Pendant des mois, de nombreux Canadiens esperent que M. Trump a cesse de mentionner l'idee de faire du Canada le "51e Etat americain", alors que la Maison Blanche est occupee a remodeler l'ordre commercial mondial. Cependant, les recentes actions de Washington fauchent cet espoir.
L'arrestation du president venezuelien Maduro - accompagnee de la declaration de l'administration du president Donald Trump selon laquelle "c'est notre hemisphere" - ainsi que la discussion publique par les Etats-Unis sur la possibilite de controler le Groenland, sans exclure les mesures militaires, ont incite le Canada a revenir sur les declarations anterieures de M. Trump sur la souverainete canadienne sous un angle completement different. Le Groenland, comme le Canada, est un territoire democratique, situe dans l'Arctique et fait partie de l'OTAN.
Les inquietudes se repandent dans l'opinion publique. Un commentaire dans le plus grand quotidien canadien la semaine derniere s'est largement repandu, avertissant de la possibilite que les Etats-Unis utilisent la "coercition militaire" contre le Canada.
L'article appelle Ottawa a suivre le modele de defense finlandais, a etendre les forces de defense civile et a se preparer aux pires scenarios.
Ces inquietudes ne sont pas sans fondement si l'on considere l'equilibre des forces. L'armee canadienne compte actuellement moins de 100 000 soldats permanents et de reserve, devant proteger le deuxieme plus grand territoire du monde. Cette force est egalement dispersee par les missions de secours en cas de catastrophe nationale et les engagements internationaux, tels que le deploiement de troupes en Lettonie dans le cadre de l'OTAN.

Le gouvernement du Premier ministre Mark Carney augmente les salaires pour ameliorer le recrutement militaire, tout en allouant des dizaines de milliards de dollars aux chasseurs, aux sous-marins et aux nouveaux equipements. L'objectif est d'atteindre un niveau de depenses de defense minimum de 2% du PIB selon les exigences de l'OTAN.

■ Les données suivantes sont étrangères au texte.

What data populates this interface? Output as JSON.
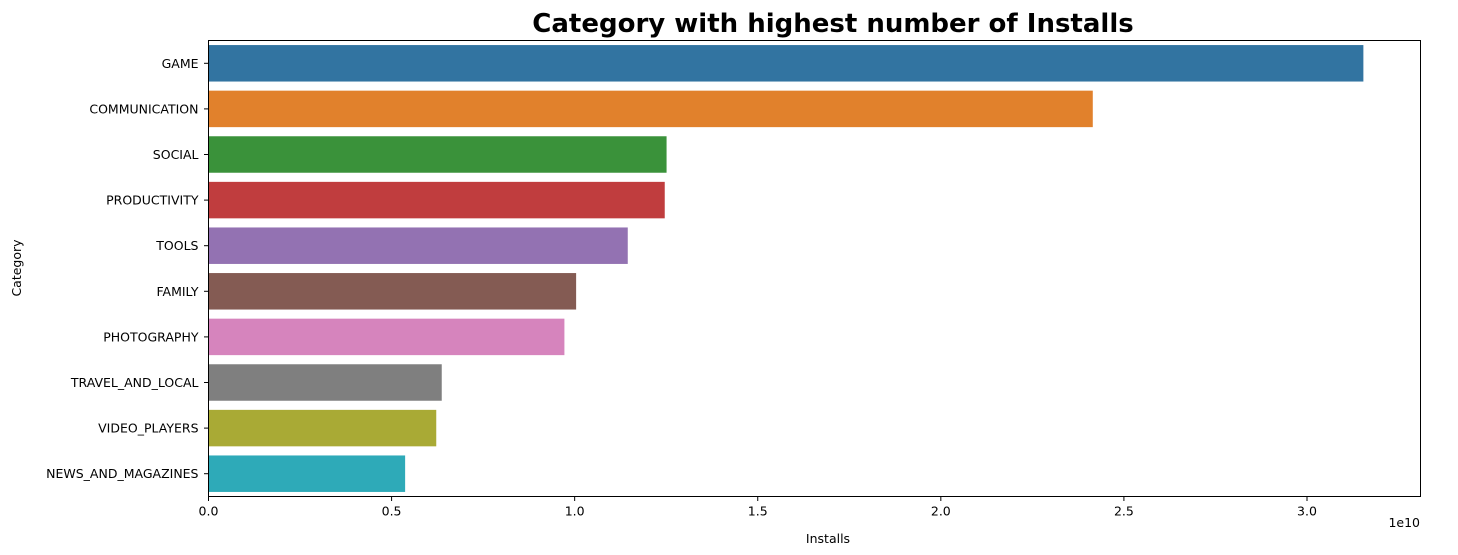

Les medias canadiens ont egalement rapporte le plan de construction d'une force de reserve de 100 000 personnes et d'une force de soutien allant jusqu'a 300 000 personnes, mais ce sont toutes des etapes qui necessitent de nombreuses annees pour etre efficaces.
Le risque ne reside pas seulement dans l'armee. Le Canada est fortement dependant de l'economie americaine: pres de 70% du chiffre d'affaires a l'exportation du pays se dirige vers le sud de la frontiere.
L'accord USMCA permet a environ 85% du commerce bilateral d'etre exonere d'impots, tandis que d'autres produits peuvent faire face a des droits de douane a l'importation de 35%. C'est a la fois un "bloc" et un couteau suspendu, car tant que les Etats-Unis menacent d'annuler l'exoneration ou de faire vaciller l'USMCA, l'economie canadienne pourrait s'ebranler.
En outre, le risque d'ingerence politique est egalement mentionne. En Alberta - une province riche en petrole souvent insatisfaite du gouvernement federal, la possibilite d'un referendum sur l'independance est en discussion. Bien que des enquetes precoces montrent que les separatistes ont du mal a gagner, les analystes mettent en garde contre le risque d'ingerence exterieure par le biais de financements obscurs ou de campagnes d'information deformees.
A court terme, l'attention de M. Trump pourrait encore se concentrer sur le Venezuela et le Groenland. Mais pour le Canada, les donnees sur l'armee, le commerce et la politique interieure montrent une realite plus claire que jamais: les declarations autrefois considerees comme exagerees sont desormais devenues un facteur de risque strategique qu'Ottawa ne peut ignorer.